From the start, the narrator, Estelle, separates herself from the onslaught of rape content. In fact, she mocks the trend:
The way they’re going on about it in the magazines you’d think it was just invented, and not only that but it’s something terrific.
Estelle’s humor reflects the rather absurd situation that she finds herself in. She’s in a society in which rape is discussed in the same manner one might write about “ten new hairdos.”
At lunch with her coworkers, there is no reprieve from the rape conversation. Estelle tries to steer her friends toward a bridge topic, but they insist on swapping rape fantasies. To cope with their discourse, Estelle continues to make fun of the situation. She makes fun of Greta. Apparently, Greta thinks she’s a “war hero or something” for having worked in Detroit. She also specifically ridicules Chrissy’s rape fantasy by comparing her dreamed-up assailant to Tarzan.

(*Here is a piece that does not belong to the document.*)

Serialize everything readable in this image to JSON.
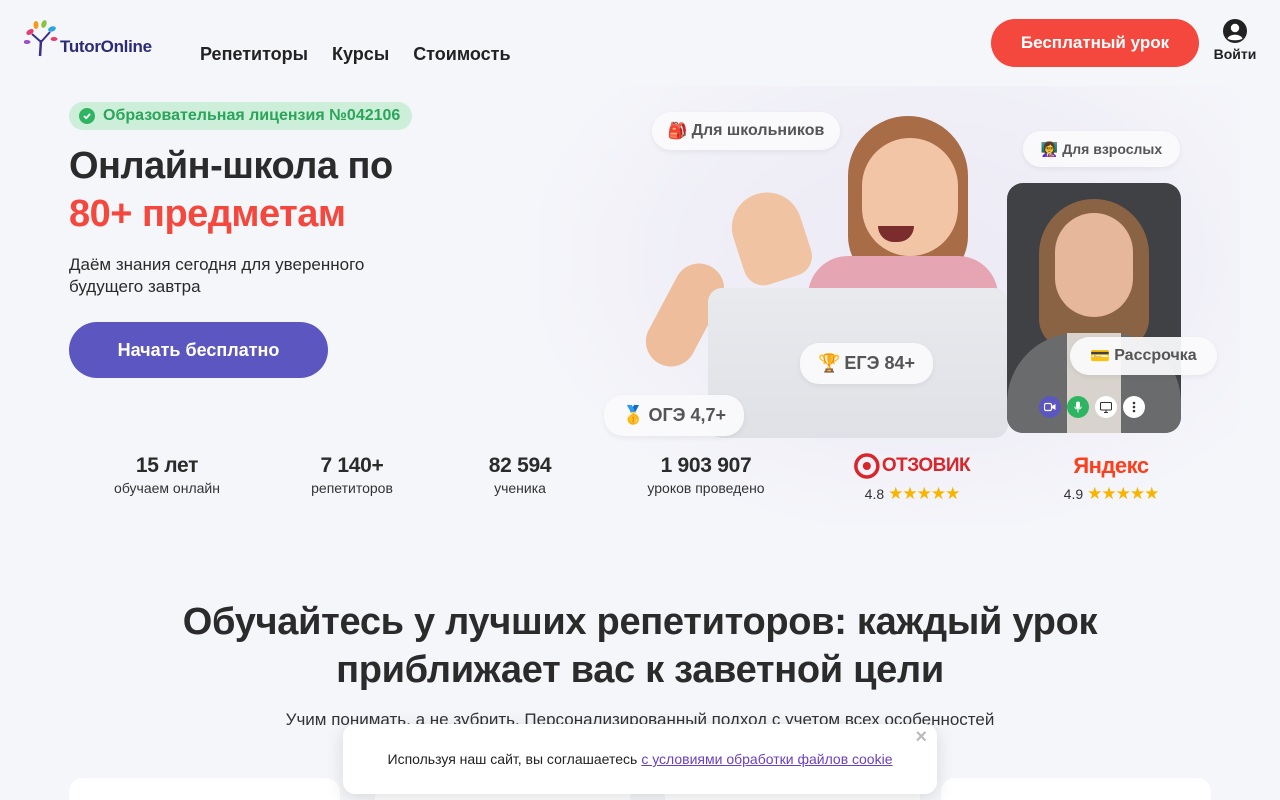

The tension with her coworkers and society at large arguably puts the reader in a situation where they are presumed to be on Estelle’s side when it comes to this fraught issue. It’s the reader—“the you”—that Estelle confides in. While she does disclose a little about what she would do in a rape situation to her coworkers, she saves most of her quirky yet ultimately earnest scenarios for the reader. This choice creates a situation in which the reader turns into Estelle’s confidant.